Recent Census Bureau data finds that incomes declined and poverty increased for low -and middle - income Californians in 2007.
This reversal in trend is exacerbated by steadily increasing unemployment rate. In July 2008, California’s unemployment rate reached 7.3% —the highest level in 12 years. That’s not all; to cope with the current economic downturn, employers are cutting workers’ hours. This has profound implications in a state where nearly 29% of its households are asset poor - in other words, living paycheck to paycheck. Because many households lack the savings necessary to weather unexpected financial emergencies like job loss, we are seeing more and more families turning to public assistance programs like CalWORKs, Food Stamps, and Healthy Families program to make ends meet.
As California faces what many economists expect to be an extended period of slow economic growth, it seems our state’s workers and their families have little to celebrate this Labor Day.
To learn more, download California Budget Project’s new report, Labor Day 2008: Little to Celebrate.
A new documentary produced by the California Reinvestment Coalition (CRC) entitled “Mo’Money, Mo’Money, Mo’Money” shows how foreclosures destroy the dreams of California families and threaten the stability of small businesses, city governments, and neighborhoods.
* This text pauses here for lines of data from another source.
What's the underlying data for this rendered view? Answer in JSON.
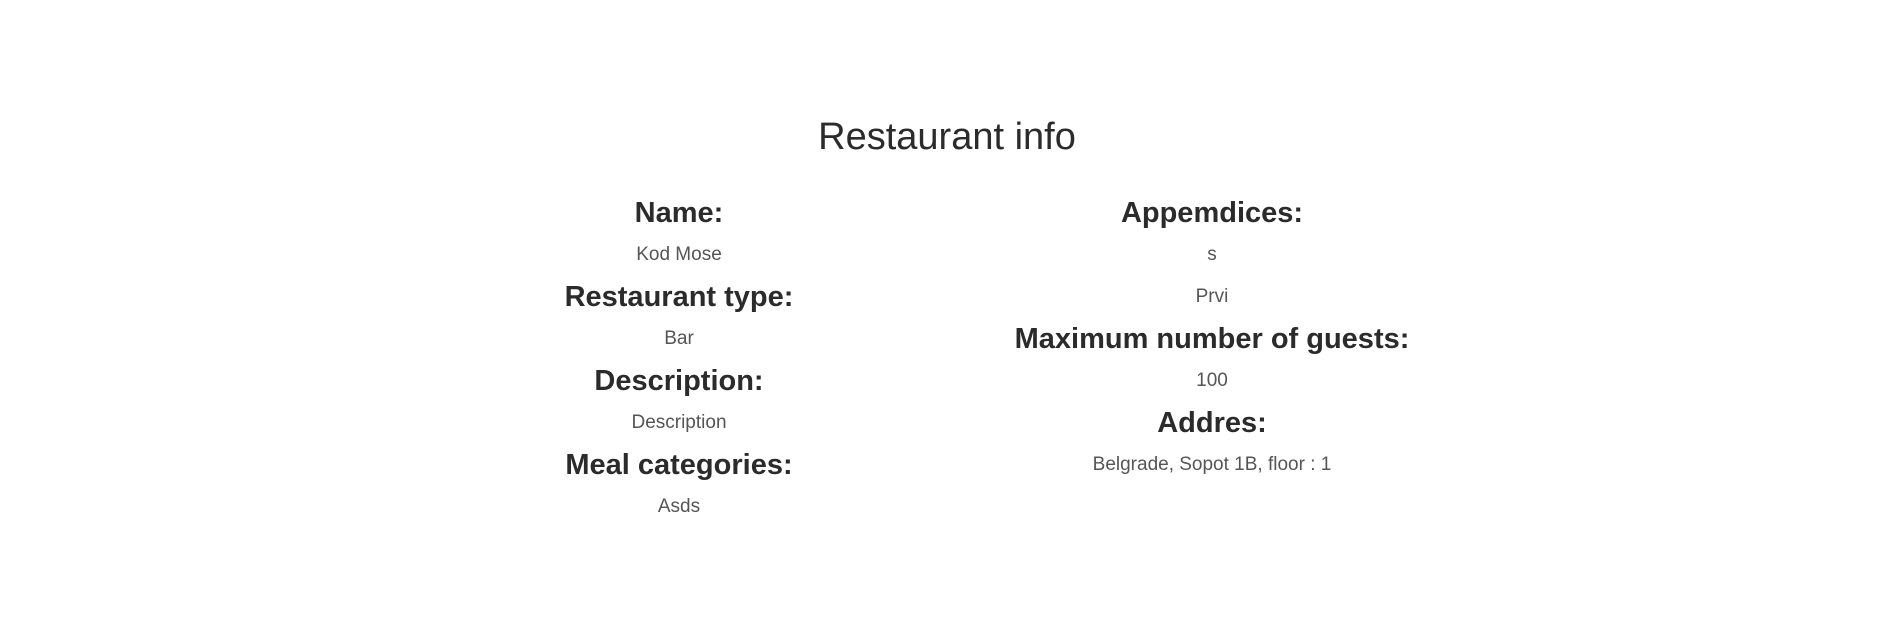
{
  "page": {
    "title": "Restaurant info"
  },
  "left_column": {
    "name_label": "Name:",
    "name_value": "Kod Mose",
    "type_label": "Restaurant type:",
    "type_value": "Bar",
    "description_label": "Description:",
    "description_value": "Description",
    "meal_categories_label": "Meal categories:",
    "meal_categories_value": "Asds"
  },
  "right_column": {
    "appendices_label": "Appemdices:",
    "appendices_values": [
      "s",
      "Prvi"
    ],
    "max_guests_label": "Maximum number of guests:",
    "max_guests_value": "100",
    "address_label": "Addres:",
    "address_value": "Belgrade, Sopot 1B, floor : 1"
  }
}
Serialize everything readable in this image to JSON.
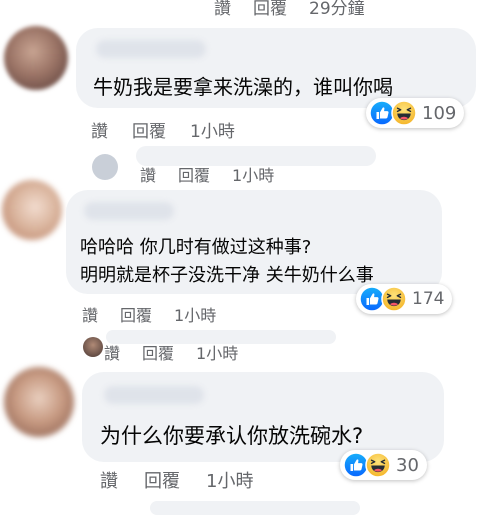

The film reveals how this disaster could have been avoided if regulators and government officials had not ignored predatory lending practices.
California accounts for a quarter of all foreclosures in the country and seven of the state’s cities are consistently in the list of top ten foreclosure rates in the nation. Earlier this year, seven bills were introduced in the California legislature to address the mortgage foreclosure crisis. Despite strong support from community groups, the legislature only passed one meaningful bill.
To view the documentary and learn more click here.
California fares poorly—receiving an overall “C” grade—in the 2007-2008 Assets and Opportunity Scorecard, a biannual report released by the national Corporation for Enterprise Development (cfed). This report presents a comprehensive look at wealth, poverty, and the financial security of families on a national and state level. The 50 states, along with the District of Columbia, are assessed on 46 performance measures in five major areas: financial security, business development, homeownership, healthcare, and education.
According to the report, California is at the forefront of small business development, receiving an “A” grade for Business Vitality. However, California still has a long way to go in areas of asset poverty, homeownership, and access to health care. For example, California ranked:
• 39th in asset poverty
• 50th in affordability of homes
• 51st in median mortgage debt
• 49th in homeownership rates
• 42nd in percentage of uninsured low-income children
• 39th in percentage low income parents without health insurance
Overwhelming new data for the golden state indicates a need for:
• More asset-building saving programs
• State earned income tax
• A public health insurance programs to cover all low-income residents
• Eliminating asset limits on public benefit programs such as CalWORKs and MediCal
Grim data such as this is just the beginning if legislatures and advocates fail to respond to California’s growing insecurity.
Matt Fellowes from the Brookings Institution argues that it costs a lot to be poor. Fellowes notes that low-income communities pay a high premium for financial services simply because mainstream banks and credit unions effectively ceded this market to high-cost financial institutions. You can read more about the consequences of such neglect here.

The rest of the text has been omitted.